La crisi sociale e politica del Libano due anni dopo l'esplosione al porto
Servizio comunicazione istituzionale
5 Agosto 2022
Nell’esplosione avvenuta a Beirut nell' agosto 2020 morirono oltre duecento persone, ma le conseguenze che il Libano, a due anni dall’evento, si ritrova ad affrontare non riguardano solo vittime e danni materiali. L’esplosione «ha certificato l’esistenza di una crisi profonda e inarrestabile» ha spiegato Martino Diez, direttore scientifico della fondazione internazionale Oasis e membro del comitato scientifico del MEM, intervistato da Francesco Pellegrinelli sul Corriere del Ticino insieme al rettore dell’Università Saint-Joseph di Beirut e anche lui membro del comitato scientifico Salim Daccache e alla young change-maker Sarah Hermez. La quinta edizione del MEM Summer Summit si terrà al campus di Lugano dal 18 al 27 agosto.
L’esplosione ha mostrato «in tutta la sua gravità, l’assenza dello Stato» ha spiegato Diez soffermandosi soprattutto sull’incapacità del sistema politico libanese sia di reagire alla crisi economica, sia di generare un cambiamento. Lo si vede anche nell’inchiesta giudiziaria sull’esplosione, ferma a causa delle pressioni politiche da parte di Hezbollah. «L’inchiesta – ha spiegato Daccache – è intralciata dall’ostruzionismo dei ministri indicati dal magistrato come i responsabili dell’esplosione». Lo scorso novembre, Hezbollah ha organizzato una manifestazione per chiedere la sospensione del magistrato, e il corteo è degenerato in uno scontro armato tra civili. «Hezbollah rifiuta l’inchiesta sostenendo che sia pilotata dalle potenze occidentali contro l’Iran e i suoi rappresentanti in Libano».
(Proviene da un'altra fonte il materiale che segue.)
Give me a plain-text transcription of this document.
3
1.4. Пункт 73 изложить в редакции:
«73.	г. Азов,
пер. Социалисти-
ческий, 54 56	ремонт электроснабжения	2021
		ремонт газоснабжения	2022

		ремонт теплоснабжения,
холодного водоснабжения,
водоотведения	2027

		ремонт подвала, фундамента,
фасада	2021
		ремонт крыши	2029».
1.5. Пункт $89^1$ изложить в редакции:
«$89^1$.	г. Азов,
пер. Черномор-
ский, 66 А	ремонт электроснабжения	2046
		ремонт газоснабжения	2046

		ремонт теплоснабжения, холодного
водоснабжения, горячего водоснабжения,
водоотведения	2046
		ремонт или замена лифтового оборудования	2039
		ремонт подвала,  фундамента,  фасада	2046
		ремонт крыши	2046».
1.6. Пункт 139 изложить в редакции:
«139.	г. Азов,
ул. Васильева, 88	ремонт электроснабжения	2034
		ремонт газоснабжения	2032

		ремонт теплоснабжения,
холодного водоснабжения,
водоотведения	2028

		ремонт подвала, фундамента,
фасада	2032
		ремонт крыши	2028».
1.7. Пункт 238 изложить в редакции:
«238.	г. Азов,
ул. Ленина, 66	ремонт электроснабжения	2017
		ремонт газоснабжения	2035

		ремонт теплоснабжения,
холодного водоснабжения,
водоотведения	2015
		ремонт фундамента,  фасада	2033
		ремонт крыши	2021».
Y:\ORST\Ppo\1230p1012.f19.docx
In Libano i seggi sono attribuiti su base confessionale e questo, ha argomentato Diez, «alimenta rapporti clientelari e blocca ogni riforma nel Paese». La sfida, secondo Diez, è riuscire a «superare il modello confessionale garantendo nel contempo la liberà di culto che oggi ancora esiste nel Paese».
Il Summer Summit di quest’anno analizzerà le conseguenze della guerra in Ucraina sulla regione del Medio Oriente e del Mediterraneo. Per il Libano queste conseguenze sono rappresentate soprattutto dall’insicurezza alimentare, dal momento che la produzione agricola interna non è sufficiente. «Tradizionalmente il Libano è considerato un Paese ricco, meta per le popolazioni confinanti» ha spiegato Diez. «Ora, invece, per la prima volta, i libanesi vogliono fuggire, anche clandestinamente, verso l’Europa».
La popolazione deve inoltre affrontare le conseguenze della svalutazione della lira libanese. «L’inflazione ha quasi cancellato la classe media» ha spiegato Sarah Hermez, giovane imprenditrice libanese e ospite, come young change-maker, di una precedente edizione del MEM Summer Summit. Hermez gestisce una scuola di moda, gratuita, per giovani stilisti, «un luogo dove potersi recare ogni giorno, e dove imparare un mestiere, costruirsi un futuro». Perché «anche se le prospettive non sono rassicuranti, vogliamo dare un futuro a questi giovani ragazzi».